Getting into the mindset of managing partners is an exercise in inconsistency. Managing partners nearly uniformly stated in responses to a 2013 survey that they understood that permanent changes in the legal market included more price competition, a focus on improved practice efficiency, more commoditized legal work and more competition from non-traditional service providers.  At the same time, their responses indicated they had little confidence in their own firms’ ability to keep pace with the challenges in the new legal marketplace and candidly admitted their law firms were not serious about changing their legal service delivery model to provide greater value to clients.  Asked to identify the greatest challenges their firms faced in the next 24 months, the majority of the respondents prioritized issues not focused on becoming more responsive to clients but instead aimed at protecting the status quo of the law firm, i.e., increasing revenue, developing new business, growth and profitability.  And growth as a strategy?  Despite all the responses leading to an opposite conclusion, fifty-six percent of the survey respondents said that increasing lawyer headcount is required for their firms’ continued success.
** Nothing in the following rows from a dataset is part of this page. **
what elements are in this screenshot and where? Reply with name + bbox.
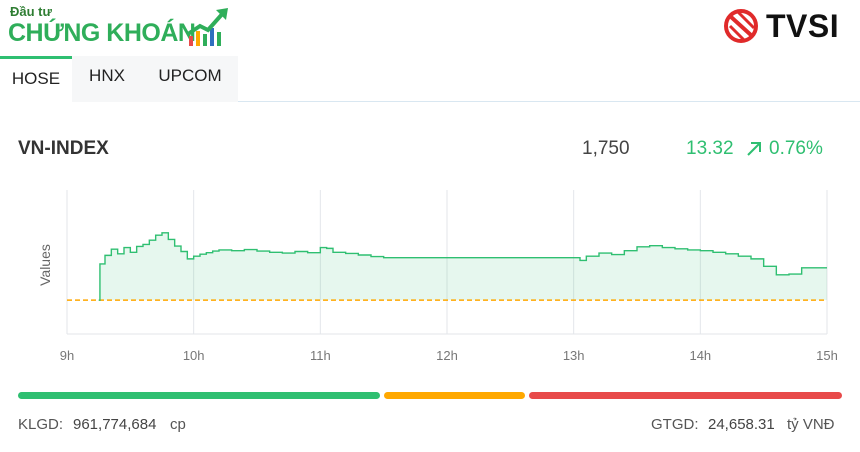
volume-label: KLGD: — [18, 416, 64, 433]
x-axis-ticks: 9h 10h 11h 12h 13h 14h 15h — [60, 348, 838, 363]
y-axis-label: Values — [37, 244, 53, 286]
index-value: 1,750 — [582, 138, 630, 159]
index-summary: VN-INDEX 1,750 13.32 0.76% — [0, 128, 860, 168]
value-amount: 24,658.31 — [708, 416, 775, 433]
tab-hnx[interactable]: HNX — [72, 56, 142, 102]
tab-hose-label: HOSE — [11, 69, 61, 88]
chart-grid — [66, 190, 828, 335]
breadth-decliners-segment — [528, 392, 842, 399]
arrow-up-right-icon — [747, 142, 761, 156]
tab-upcom[interactable]: UPCOM — [142, 56, 238, 102]
x-tick-11h: 11h — [310, 348, 331, 363]
market-breadth-bar — [18, 392, 842, 399]
tvsi-logo[interactable]: TVSI — [722, 6, 850, 46]
index-change: 13.32 — [686, 138, 734, 159]
volume-unit: cp — [170, 416, 186, 433]
x-tick-12h: 12h — [436, 348, 458, 363]
x-tick-13h: 13h — [563, 348, 585, 363]
value-label: GTGD: — [651, 416, 699, 433]
chart-area-fill — [98, 232, 827, 301]
tvsi-emblem-icon — [724, 9, 758, 43]
intraday-chart[interactable]: Values 9h 10h 11h 12h 13h 14h 15h — [0, 180, 860, 370]
x-tick-14h: 14h — [689, 348, 711, 363]
index-series-line — [98, 232, 827, 301]
tab-hose[interactable]: HOSE — [0, 56, 72, 103]
index-name: VN-INDEX — [18, 138, 109, 159]
trading-stats: KLGD: 961,774,684 cp GTGD: 24,658.31 tỷ … — [0, 414, 860, 438]
x-tick-9h: 9h — [60, 348, 74, 363]
logo-small-text: Đầu tư — [10, 4, 52, 19]
dautu-chungkhoan-logo[interactable]: Đầu tư CHỨNG KHOÁN — [8, 4, 230, 52]
breadth-unchanged-segment — [384, 392, 525, 399]
x-tick-15h: 15h — [816, 348, 838, 363]
tab-hnx-label: HNX — [89, 66, 125, 85]
volume-value: 961,774,684 — [73, 416, 157, 433]
exchange-tabs: HOSE HNX UPCOM — [0, 56, 860, 103]
x-tick-10h: 10h — [183, 348, 205, 363]
index-change-percent: 0.76% — [769, 138, 823, 159]
value-unit: tỷ VNĐ — [787, 416, 835, 433]
logo-big-text: CHỨNG KHOÁN — [8, 19, 196, 47]
tab-upcom-label: UPCOM — [158, 66, 222, 85]
breadth-advancers-segment — [18, 392, 381, 399]
tvsi-brand-text: TVSI — [766, 8, 840, 44]
growth-chart-icon — [186, 8, 228, 46]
This leads us back to the Altman Weil report and the record number of law firm combinations in 2013.  The report also showed early indications that 2014 may bring more of the same. (The word “combination” actually is a misnomer because a merger between equal-sized firms is rare, fraught with conflicts and “any number of potential pitfalls on the way to the altar,” according to Altman Weil principal Ward Bower.) “The surge in 2013 numbers was driven by a boom in acquisitions of small law firms…smart, low-risk moves to enter new markets and acquire new clients, and we expect the trend to continue in 2014.”

These moves may be ill-advised if one believes that the legal market is being disrupted and will be re-ordered along the lines of the changes that have re-shaped many other industries.  However, the M & A activity may be a manifestation of the resistance and denial that is a common response to evidence of disruptive change.

In a fascinating article in the Harvard Business Review last fall, Clay Christensen, Dina Wang and Derek van Bever discussed their research and conclusions about the forces that bring about changes affecting the professional services industries of consultancy and law.  Every industry will face disruption, according to the authors. They point to the changes that have affected the legal industry over the past several decades as a harbinger of disruptive change coming to the world of consultancy.  “The leaders of the legal services industry would once have held that the franchise of the top law firms was virtually unassailable, enshrined in practice and tradition—and, in some countries, in law.  And yet disruption of these firms is undeniably underway….”

In concluding, the authors warn that although the exact progression of disruption cannot be predicted,

we can say with utter confidence that whatever its pace, some incumbents will be caught by surprise.  The temptation for market leaders to view the advent of new competitors with a mixture of disdain, denial, and rationalization is nearly irresistible.  U.S. Steel posted record profit margins in the years prior to its unseating by minimills; in many ways it was blind to its disruption.  As we and others have observed, there may be nothing as vulnerable as entrenched success.”

Indeed.  I wonder what growth will characterize the legal industry in 2014?